As clinicians beyond the US watch closely for the array of breakthrough drugs, healthcare managers are being urged to prepare treatment pathways. How to best recognise disease status and manage patients is critical, emphasises Christopher Mody, Clinical Director for Heidelberg Engineering -

Christopher Mody
Christopher Mody

“Dry AMD is five times more prevalent that Wet AMD, and clinicians need to catch patients early. First signs of the condition may be problems with night vision and contrast sensitivity. Whilst not wanting to cause alarm, GA patients need to be told that 1mm squared loss of tissue each six months is not unusual. The recent AREDS study quotes 2.5 years as the mean time for GA to have foveal involvement, and that GA will account for 35 percent of advanced AMD.”

But under-pressure clinics, with insufficient clinicians in many countries, means smart patient management is essential to maximise resources for a lifelong condition. Being able to determine fast and slow progressors is vital and, fortunately, the most advanced technologies are now available to define patient pathways for care.
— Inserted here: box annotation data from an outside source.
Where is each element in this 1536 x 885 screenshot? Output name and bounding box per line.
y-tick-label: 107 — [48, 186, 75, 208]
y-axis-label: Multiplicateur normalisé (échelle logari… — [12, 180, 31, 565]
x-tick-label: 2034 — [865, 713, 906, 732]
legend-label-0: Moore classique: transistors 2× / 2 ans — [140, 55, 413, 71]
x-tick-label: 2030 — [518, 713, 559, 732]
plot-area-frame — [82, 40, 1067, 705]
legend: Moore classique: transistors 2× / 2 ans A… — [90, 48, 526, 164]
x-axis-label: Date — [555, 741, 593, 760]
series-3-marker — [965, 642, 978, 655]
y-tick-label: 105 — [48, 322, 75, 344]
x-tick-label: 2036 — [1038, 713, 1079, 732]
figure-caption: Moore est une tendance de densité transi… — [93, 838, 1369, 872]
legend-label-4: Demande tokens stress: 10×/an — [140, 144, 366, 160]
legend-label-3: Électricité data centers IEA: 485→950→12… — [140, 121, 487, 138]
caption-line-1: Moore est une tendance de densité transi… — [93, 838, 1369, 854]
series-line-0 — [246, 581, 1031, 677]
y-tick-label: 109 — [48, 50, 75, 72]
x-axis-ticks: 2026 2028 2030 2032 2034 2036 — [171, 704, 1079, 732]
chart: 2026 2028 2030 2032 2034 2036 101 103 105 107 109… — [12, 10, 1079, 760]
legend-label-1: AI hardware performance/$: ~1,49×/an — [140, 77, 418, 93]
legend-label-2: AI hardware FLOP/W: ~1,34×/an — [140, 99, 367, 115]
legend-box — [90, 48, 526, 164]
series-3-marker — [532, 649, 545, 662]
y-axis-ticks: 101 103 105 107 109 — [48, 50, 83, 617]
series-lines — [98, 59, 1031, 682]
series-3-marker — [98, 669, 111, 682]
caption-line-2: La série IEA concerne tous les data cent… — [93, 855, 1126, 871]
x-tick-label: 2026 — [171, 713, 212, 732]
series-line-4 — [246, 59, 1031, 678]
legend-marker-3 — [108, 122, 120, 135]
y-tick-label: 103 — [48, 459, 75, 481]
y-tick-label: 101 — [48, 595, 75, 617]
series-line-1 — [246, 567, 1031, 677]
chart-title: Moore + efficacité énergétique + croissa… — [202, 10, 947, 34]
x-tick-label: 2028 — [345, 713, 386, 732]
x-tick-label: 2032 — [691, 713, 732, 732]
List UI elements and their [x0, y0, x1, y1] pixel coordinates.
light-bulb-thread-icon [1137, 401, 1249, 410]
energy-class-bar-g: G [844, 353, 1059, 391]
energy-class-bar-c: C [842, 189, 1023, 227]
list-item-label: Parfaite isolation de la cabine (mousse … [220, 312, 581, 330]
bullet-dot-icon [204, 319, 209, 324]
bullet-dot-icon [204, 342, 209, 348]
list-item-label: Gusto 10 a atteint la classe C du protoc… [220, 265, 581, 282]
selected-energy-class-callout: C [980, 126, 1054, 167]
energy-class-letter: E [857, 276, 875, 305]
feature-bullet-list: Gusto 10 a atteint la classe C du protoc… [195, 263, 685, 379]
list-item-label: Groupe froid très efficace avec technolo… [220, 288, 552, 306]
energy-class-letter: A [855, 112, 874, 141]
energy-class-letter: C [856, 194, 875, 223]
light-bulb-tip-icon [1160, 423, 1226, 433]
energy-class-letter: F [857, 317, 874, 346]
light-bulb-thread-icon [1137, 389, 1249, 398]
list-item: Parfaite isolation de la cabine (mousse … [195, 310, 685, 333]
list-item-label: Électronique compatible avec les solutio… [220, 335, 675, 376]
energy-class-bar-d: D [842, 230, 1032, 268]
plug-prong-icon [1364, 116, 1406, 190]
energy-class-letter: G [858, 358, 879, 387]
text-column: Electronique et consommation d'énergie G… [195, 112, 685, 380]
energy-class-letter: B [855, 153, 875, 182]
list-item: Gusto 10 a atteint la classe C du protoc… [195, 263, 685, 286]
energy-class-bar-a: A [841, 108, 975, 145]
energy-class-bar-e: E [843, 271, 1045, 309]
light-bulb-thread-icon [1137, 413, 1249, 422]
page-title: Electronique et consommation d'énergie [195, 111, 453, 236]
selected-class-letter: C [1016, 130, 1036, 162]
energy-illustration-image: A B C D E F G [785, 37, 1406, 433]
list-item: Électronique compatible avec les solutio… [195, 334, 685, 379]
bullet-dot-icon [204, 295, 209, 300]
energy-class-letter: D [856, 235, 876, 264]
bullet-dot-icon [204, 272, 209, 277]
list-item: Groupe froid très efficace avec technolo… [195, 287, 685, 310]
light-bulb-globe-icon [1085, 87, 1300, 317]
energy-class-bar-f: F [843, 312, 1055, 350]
Professor Schmidt-Erfurth emphasises the importance of multi-modal imaging and reproducibility, saying that the Heidelberg Engineering SPECTRALIS is the only device capable of monitoring the Ellipsoid Zone layer with the level of detail required for effective GA monitoring -

“The patient does not experience a degeneration in vision for some time – there is no way to show improvement following treatment, apart from showing that the photoreceptor and Retinal Pigment Epithelium (RPE) loss has come to a halt. The RPE and photoreceptor loss can overlap and this is where multimodal imaging comes to the fore. We also need to be aware that GA patients’ vision will fluctuate during the day with dry eye, tiredness and where they are fixating.”

Christopher Mody, Clinical Director for Heidelberg Engineering, adds -

“The Heidelberg Engineering SPECTRALIS, and the comprehensive eye scanning that it provides, including the Blue Peak autofluorescence module, have played a major part in securing treatment approvals, thanks to the quality of its imaging to aid in identifying and monitoring at-risk patients. Working through multiple pathologies, it is set up for AMD care with patented TruTrack active eye tracking, noise reduction, Auto re-scan, with customised scanning speed and confocal optics, so appreciated to cut through opacities.

Prof. Frank Holz
Prof. Frank Holz

Professor Frank Holz, a specialist in this field from the University of Bonn, adds –

“All pivotal studies for the US-approved complement inhibitor studies for geographic atrophy, as well as most onging trials, use fundus autofluorescence based quantification of the GA lesion over time.” He and his team played a pivotal role in the development and acceptance of this anatomical endpoint as a primary outcome parameter to assess efficacy of the new drugs. Autoflourescence imaging is also used to distinguish AMD-related atrophy from other causes, as there is a multitude of other retinal diseases mimicking GA due to AMD.

Chris Mody agrees –

“Image-driven diagnosis and monitoring, hand-in-hand with new treatments, will bring benefits to an enormous group of patients. By providing two more years of driving, or two more years of independent living for patients this will have great impacts on social care budgets – we must all strive to ensure this is uppermost in healthcare budgeting,” he adds.

Professor Holz is watching the US’s first year of GA treatment carefully, with lessons to be learned on managing workflow –

“This is an extremely dynamic field and there is huge interest, with new treatments in wet and dry AMD. We need to streamline how we practice medicine. In the short-term we need to combine high quality imaging and artificial intelligence solutions to create an efficient dashboard of information that will support fast, confident, decision making. In the long-term, we need to develop new therapies, single treatment options, like gene therapy, to reduce the treatment burden.”